In her acceptance speech at the meeting, Jawadi explained that HLAA is the largest national nonprofit support and advocacy organization serving people with hearing loss, with 200 chapters and tens of thousands of members.
A couple years ago Jawadi, who herself has hearing loss, became the youngest board member of any HLAA board nationwide. Shortly after, she was nominated and unanimously elected HLAA-CA secretary. And, she was recently voted HLAA-CA vice president. Among her work for the cause, Jawadi has organized and spearheaded youth events, conventions and fundraisers. She also has been asked to serve as a guest speaker on behalf of the organization.
Previously, between her freshman and sophomore years, she launched a used hearing aid collection in the Bay Area on behalf of the Starkey Hearing Foundation, an effort which she has continued by signing up 29 audiologists and hearing aid dispensers, and collecting more than 600 hearing aids for needy people with hearing loss.
During her speech, Jawadi noted that she used to be inspired to do community service because of her hearing loss. However, she said her source of inspiration has since changed as she is simply grateful to be able to serve people with disabilities, who she believes face more socioeconomic and educational barriers than all other minorities combined.
“Zina was selected to receive our community outreach award because of her passion for community service,” said Kerry Enzensperger, director of community service and activity director.
“She has turned in over 500 hours of community service but continues to volunteer without turning in hours because she so loves what she does! In fact, if she did turn in her hours she would be over 1,000 hours of community service,” said Enzensperger.
To read more about HLAA, go to http://www.hearingloss.org/.
Grade 9 Student Presents Alongside Celebrities at Free the Children’s WE Day
Harker freshman Arjun Subramaniam recently joined celebrities and prominent activists in addressing an audience of more than 16,000 children from various California schools gathered at the Oakland Arena for an event called WE Day.
The event, held on March 26, was sponsored by an organization called Free the Children, which works to eradicate child labor in developing nations. After being introduced by actress Selena Gomez, Subramaniam took to the stage to speak about his work with the nonprofit organization. He then presented a short segment, telecast live, on the story of a young child laborer called Iqbal Masih.
Masih’s story had originally inspired the founding of Free the Children by a man named Craig Kielburger back in 1995. Kielburger was only 12 years old when he gathered 11 school friends to begin fighting child labor, laying the seeds for the organization.
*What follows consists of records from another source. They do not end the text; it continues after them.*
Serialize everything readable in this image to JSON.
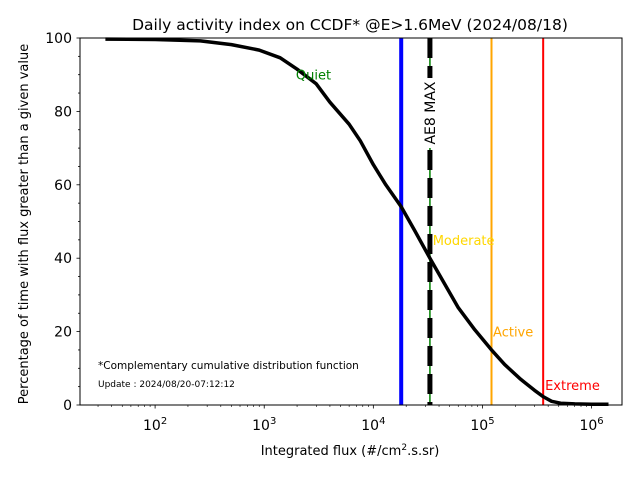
{
  "chart_data": {
    "type": "line",
    "title": "Daily activity index on CCDF* @E>1.6MeV (2024/08/18)",
    "xlabel_main": "Integrated flux (#/cm",
    "xlabel_sup": "2",
    "xlabel_tail": ".s.sr)",
    "ylabel": "Percentage of time with flux greater than a given value",
    "xscale": "log",
    "xlim": [
      20.5,
      1900000
    ],
    "ylim": [
      0,
      100
    ],
    "grid": false,
    "x_ticks": [
      {
        "value": 100,
        "base": "10",
        "exp": "2"
      },
      {
        "value": 1000,
        "base": "10",
        "exp": "3"
      },
      {
        "value": 10000,
        "base": "10",
        "exp": "4"
      },
      {
        "value": 100000,
        "base": "10",
        "exp": "5"
      },
      {
        "value": 1000000,
        "base": "10",
        "exp": "6"
      }
    ],
    "y_ticks": [
      0,
      20,
      40,
      60,
      80,
      100
    ],
    "y_tick_labels": [
      "0",
      "20",
      "40",
      "60",
      "80",
      "100"
    ],
    "series": [
      {
        "name": "CCDF",
        "color": "#000000",
        "x": [
          35,
          100,
          260,
          500,
          900,
          1400,
          2000,
          3000,
          4000,
          6000,
          7600,
          10000,
          13000,
          18000,
          24000,
          33000,
          45000,
          60000,
          85000,
          121000,
          160000,
          224000,
          300000,
          363000,
          430000,
          520000,
          700000,
          1000000,
          1430000
        ],
        "y": [
          99.7,
          99.6,
          99.2,
          98.2,
          96.7,
          94.6,
          91.5,
          87.5,
          82.5,
          76.5,
          72.0,
          65.5,
          60.0,
          54.0,
          47.5,
          40.0,
          33.0,
          26.5,
          20.5,
          15.0,
          11.0,
          7.0,
          4.0,
          2.2,
          1.0,
          0.5,
          0.3,
          0.2,
          0.2
        ]
      }
    ],
    "vertical_lines": [
      {
        "name": "daily-index",
        "x": 18000,
        "color": "#0000ff",
        "style": "solid"
      },
      {
        "name": "ae8-max",
        "x": 33000,
        "color": "#000000",
        "style": "dashed",
        "under_color": "#008000",
        "label": "AE8 MAX"
      },
      {
        "name": "active-threshold",
        "x": 121000,
        "color": "#ffa500",
        "style": "solid"
      },
      {
        "name": "extreme-threshold",
        "x": 360000,
        "color": "#ff0000",
        "style": "solid"
      }
    ],
    "annotations": [
      {
        "name": "quiet-label",
        "text": "Quiet",
        "x": 1950,
        "y": 90,
        "color": "#008000"
      },
      {
        "name": "moderate-label",
        "text": "Moderate",
        "x": 35000,
        "y": 45,
        "color": "#ffd700"
      },
      {
        "name": "active-label",
        "text": "Active",
        "x": 125000,
        "y": 20,
        "color": "#ffa500"
      },
      {
        "name": "extreme-label",
        "text": "Extreme",
        "x": 375000,
        "y": 5.5,
        "color": "#ff0000"
      }
    ],
    "footnote": "*Complementary cumulative distribution function",
    "update": "Update : 2024/08/20-07:12:12"
  }
}
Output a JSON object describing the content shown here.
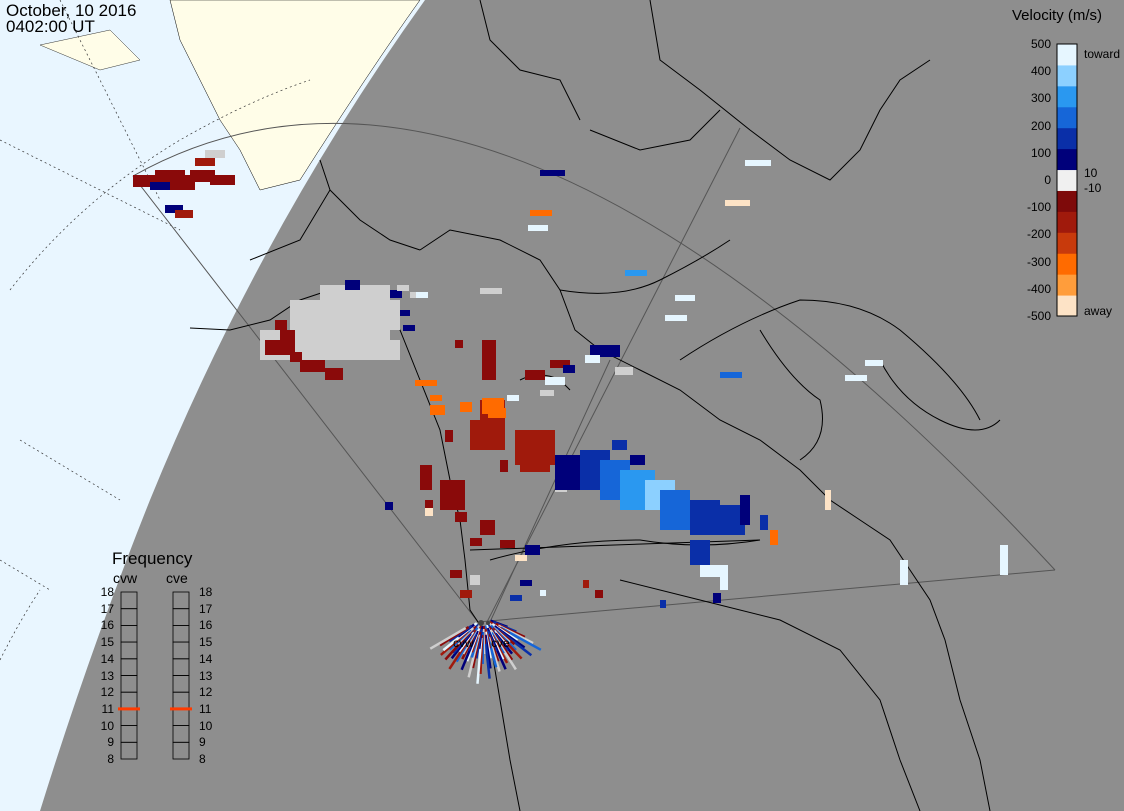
{
  "header": {
    "date": "October, 10 2016",
    "time": "0402:00 UT"
  },
  "colorbar": {
    "title": "Velocity (m/s)",
    "ticks": [
      "500",
      "400",
      "300",
      "200",
      "100",
      "0",
      "-100",
      "-200",
      "-300",
      "-400",
      "-500"
    ],
    "inner_labels": [
      "10",
      "-10"
    ],
    "toward_label": "toward",
    "away_label": "away",
    "colors": [
      "#fde3c6",
      "#ff9d3b",
      "#ff6b00",
      "#c83a0c",
      "#a01a0c",
      "#7e0a0a",
      "#f0f0f0",
      "#00007a",
      "#0a2fa8",
      "#1666d8",
      "#2a98f0",
      "#8cd0ff",
      "#e6f6ff"
    ]
  },
  "frequency": {
    "title": "Frequency",
    "radars": [
      "cvw",
      "cve"
    ],
    "scale": [
      "18",
      "17",
      "16",
      "15",
      "14",
      "13",
      "12",
      "11",
      "10",
      "9",
      "8"
    ],
    "current_mhz": {
      "cvw": 11,
      "cve": 11
    },
    "marker_color": "#ff3b00"
  },
  "radar_sites": [
    "cvw",
    "cve"
  ],
  "map_colors": {
    "land": "#8e8e8e",
    "night_region": "#e9f6ff",
    "land_in_day": "#fffde8",
    "coast": "#000000"
  }
}
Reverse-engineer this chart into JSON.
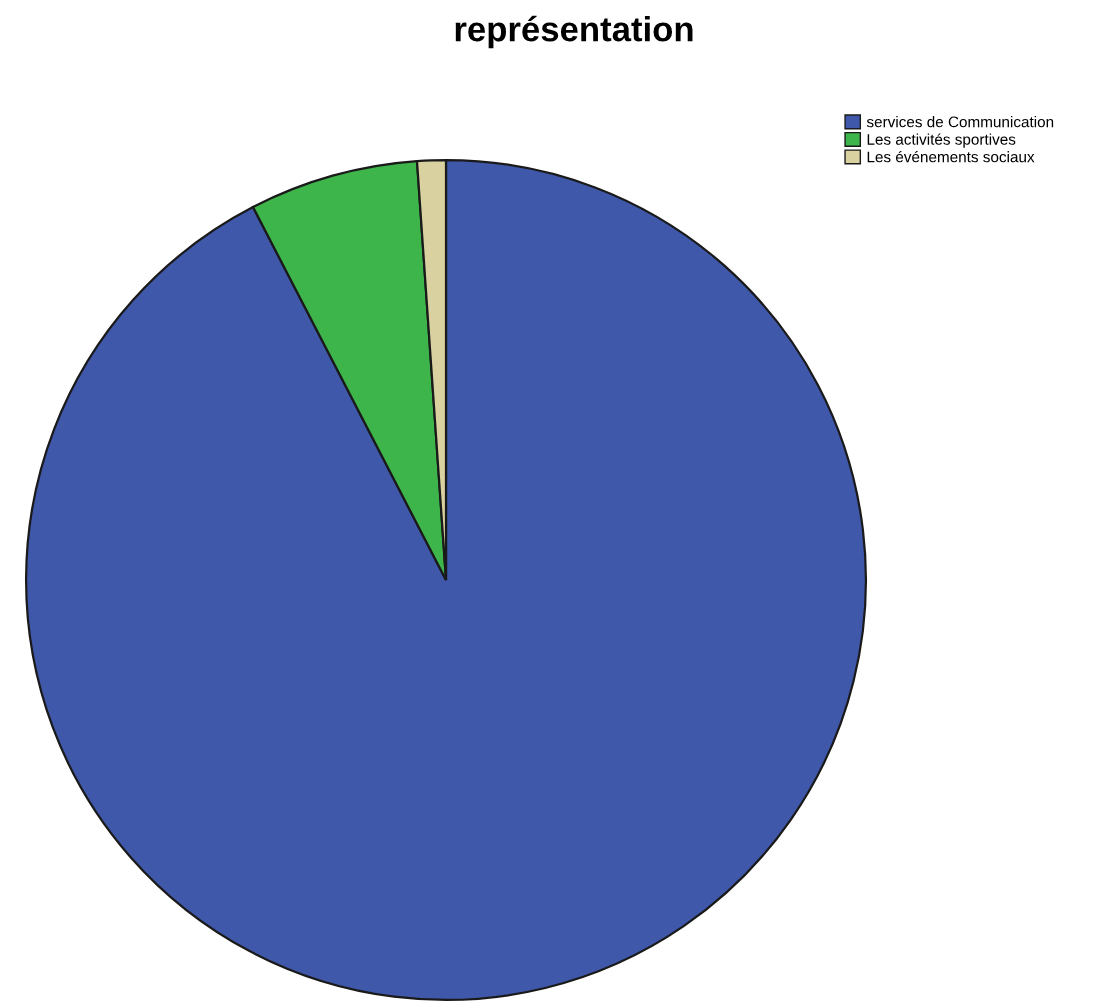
{
  "chart_data": {
    "type": "pie",
    "title": "représentation",
    "categories": [
      "services de Communication",
      "Les activités sportives",
      "Les événements sociaux"
    ],
    "values": [
      92.4,
      6.5,
      1.1
    ],
    "colors": [
      "#3f58aa",
      "#3db54a",
      "#d9d2a0"
    ],
    "legend": "top right"
  }
}
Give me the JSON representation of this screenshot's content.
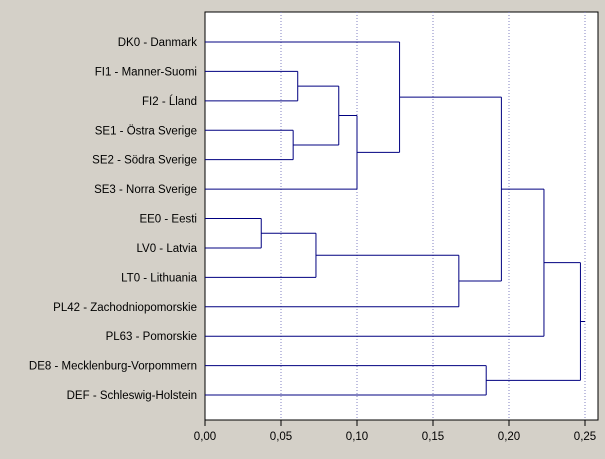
{
  "colors": {
    "background": "#d4d0c8",
    "plot_background": "#ffffff",
    "tree_line": "#000080",
    "grid_line": "#8080c0",
    "text": "#000000"
  },
  "chart_data": {
    "type": "dendrogram",
    "orientation": "horizontal",
    "title": "",
    "xlabel": "",
    "ylabel": "",
    "xlim": [
      0,
      0.25
    ],
    "grid": "vertical dotted lines at major ticks",
    "x_ticks": [
      0.0,
      0.05,
      0.1,
      0.15,
      0.2,
      0.25
    ],
    "x_tick_labels": [
      "0,00",
      "0,05",
      "0,10",
      "0,15",
      "0,20",
      "0,25"
    ],
    "leaves": [
      {
        "id": "DK0",
        "label": "DK0 - Danmark"
      },
      {
        "id": "FI1",
        "label": "FI1 - Manner-Suomi"
      },
      {
        "id": "FI2",
        "label": "FI2 - Ĺland"
      },
      {
        "id": "SE1",
        "label": "SE1 - Östra Sverige"
      },
      {
        "id": "SE2",
        "label": "SE2 - Södra Sverige"
      },
      {
        "id": "SE3",
        "label": "SE3 - Norra Sverige"
      },
      {
        "id": "EE0",
        "label": "EE0 - Eesti"
      },
      {
        "id": "LV0",
        "label": "LV0 - Latvia"
      },
      {
        "id": "LT0",
        "label": "LT0 - Lithuania"
      },
      {
        "id": "PL42",
        "label": "PL42 - Zachodniopomorskie"
      },
      {
        "id": "PL63",
        "label": "PL63 - Pomorskie"
      },
      {
        "id": "DE8",
        "label": "DE8 - Mecklenburg-Vorpommern"
      },
      {
        "id": "DEF",
        "label": "DEF - Schleswig-Holstein"
      }
    ],
    "merges": [
      {
        "id": "m1",
        "left": "EE0",
        "right": "LV0",
        "height": 0.037
      },
      {
        "id": "m2",
        "left": "SE1",
        "right": "SE2",
        "height": 0.058
      },
      {
        "id": "m3",
        "left": "FI1",
        "right": "FI2",
        "height": 0.061
      },
      {
        "id": "m4",
        "left": "m1",
        "right": "LT0",
        "height": 0.073
      },
      {
        "id": "m5",
        "left": "m3",
        "right": "m2",
        "height": 0.088
      },
      {
        "id": "m6",
        "left": "m5",
        "right": "SE3",
        "height": 0.1
      },
      {
        "id": "m7",
        "left": "DK0",
        "right": "m6",
        "height": 0.128
      },
      {
        "id": "m8",
        "left": "m4",
        "right": "PL42",
        "height": 0.167
      },
      {
        "id": "m9",
        "left": "DE8",
        "right": "DEF",
        "height": 0.185
      },
      {
        "id": "m10",
        "left": "m7",
        "right": "m8",
        "height": 0.195
      },
      {
        "id": "m11",
        "left": "m10",
        "right": "PL63",
        "height": 0.223
      },
      {
        "id": "m12",
        "left": "m11",
        "right": "m9",
        "height": 0.247
      }
    ]
  }
}
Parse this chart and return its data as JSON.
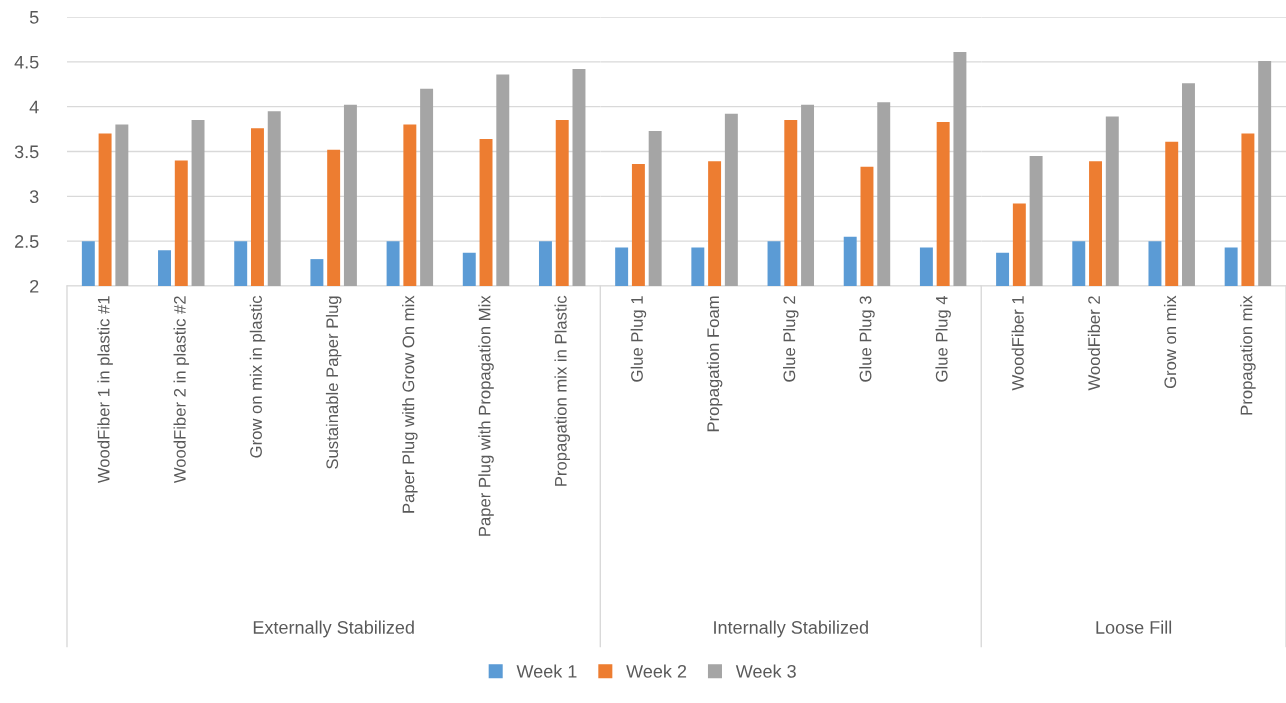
{
  "chart_data": [
    {
      "type": "bar",
      "xlabel": "Externally Stabilized",
      "categories": [
        "WoodFiber 1 in plastic #1",
        "WoodFiber 2 in plastic #2",
        "Grow on mix in plastic",
        "Sustainable Paper Plug",
        "Paper Plug with Grow On mix",
        "Paper Plug with Propagation Mix",
        "Propagation mix in Plastic"
      ],
      "series": [
        {
          "name": "Week 1",
          "color": "#5b9bd5",
          "values": [
            2.5,
            2.4,
            2.5,
            2.3,
            2.5,
            2.37,
            2.5
          ]
        },
        {
          "name": "Week 2",
          "color": "#ed7d31",
          "values": [
            3.7,
            3.4,
            3.76,
            3.52,
            3.8,
            3.64,
            3.85
          ]
        },
        {
          "name": "Week 3",
          "color": "#a5a5a5",
          "values": [
            3.8,
            3.85,
            3.95,
            4.02,
            4.2,
            4.36,
            4.42
          ]
        }
      ],
      "ylim": [
        2,
        5
      ],
      "yticks": [
        2,
        2.5,
        3,
        3.5,
        4,
        4.5,
        5
      ],
      "grid": "y",
      "legend": "bottom"
    },
    {
      "type": "bar",
      "xlabel": "Internally Stabilized",
      "categories": [
        "Glue Plug 1",
        "Propagation Foam",
        "Glue Plug 2",
        "Glue Plug 3",
        "Glue Plug 4"
      ],
      "series": [
        {
          "color": "#5b9bd5",
          "values": [
            2.43,
            2.43,
            2.5,
            2.55,
            2.43
          ]
        },
        {
          "color": "#ed7d31",
          "values": [
            3.36,
            3.39,
            3.85,
            3.33,
            3.83
          ]
        },
        {
          "color": "#a5a5a5",
          "values": [
            3.73,
            3.92,
            4.02,
            4.05,
            4.61
          ]
        }
      ],
      "ylim": [
        2,
        5
      ],
      "yticks": [
        2,
        2.5,
        3,
        3.5,
        4,
        4.5,
        5
      ],
      "grid": "y",
      "tick_labels": "x"
    },
    {
      "type": "bar",
      "xlabel": "Loose Fill",
      "categories": [
        "WoodFiber 1",
        "WoodFiber 2",
        "Grow on mix",
        "Propagation mix"
      ],
      "series": [
        {
          "color": "#5b9bd5",
          "values": [
            2.37,
            2.5,
            2.5,
            2.43
          ]
        },
        {
          "color": "#ed7d31",
          "values": [
            2.92,
            3.39,
            3.61,
            3.7
          ]
        },
        {
          "color": "#a5a5a5",
          "values": [
            3.45,
            3.89,
            4.26,
            4.51
          ]
        }
      ],
      "ylim": [
        2,
        5
      ],
      "yticks": [
        2,
        2.5,
        3,
        3.5,
        4,
        4.5,
        5
      ],
      "grid": "y",
      "tick_labels": "x"
    }
  ]
}
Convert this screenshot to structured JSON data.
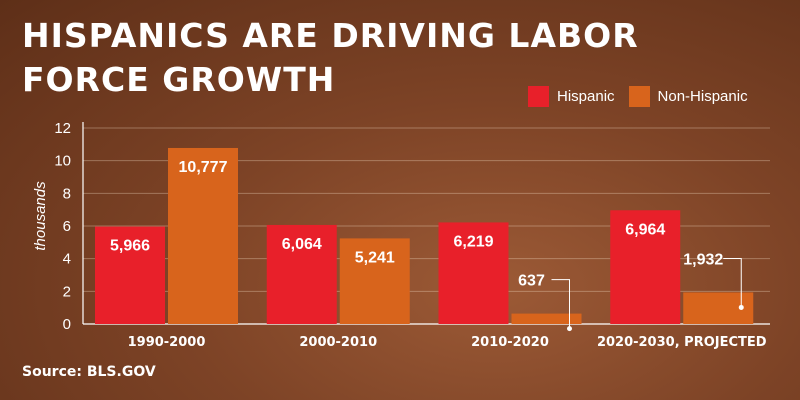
{
  "chart_data": {
    "type": "bar",
    "title": "HISPANICS ARE DRIVING LABOR FORCE GROWTH",
    "ylabel": "thousands",
    "xlabel": "",
    "ylim": [
      0,
      12
    ],
    "yticks": [
      "0",
      "2",
      "4",
      "6",
      "8",
      "10",
      "12"
    ],
    "grid": true,
    "legend_position": "top-right",
    "categories": [
      "1990-2000",
      "2000-2010",
      "2010-2020",
      "2020-2030, PROJECTED"
    ],
    "series": [
      {
        "name": "Hispanic",
        "color": "#e8202a",
        "values": [
          5.966,
          6.064,
          6.219,
          6.964
        ],
        "labels": [
          "5,966",
          "6,064",
          "6,219",
          "6,964"
        ]
      },
      {
        "name": "Non-Hispanic",
        "color": "#d8641c",
        "values": [
          10.777,
          5.241,
          0.637,
          1.932
        ],
        "labels": [
          "10,777",
          "5,241",
          "637",
          "1,932"
        ]
      }
    ],
    "source": "Source: BLS.GOV"
  }
}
Today, Free the Children is an international charity and educational partner that believes “in a world where all children are free to achieve their fullest potential as agents of change.” The organization works domestically to educate, engage and empower youth to become active local and global citizens.
Subramaniam said he first got involved with Free the Children after reading an article about child labor and being upset to learn that kids his own age and younger were being forced to work up to 15 hours a day and denied an education.
“While perusing the Web for organizations that were targeting this issue, I came across Free the Children, and their mission shared many parallels with my interests and passion,” recalled Subramaniam, noting that, by chance, the organization’s only office in the United States was just a few minutes away from his house.
Last year Subramaniam brought a Free the Children representative to speak at the middle school. Shortly after, he and a couple of friends set up a fundraiser on campus to help raise money for the cause.
“I have also talked to leading figures in the child labor movement in India, including Kailash Satyarthi, whose organization has rescued hundreds of thousands of child laborers and successfully petitioned the Indian government to change its child labor laws,” he said.
Speaking at the recent We Day was a transformative experience for Subramaniam. “Everyone there has inspired me to keep being part of the fight to eradicate child labor,” he said.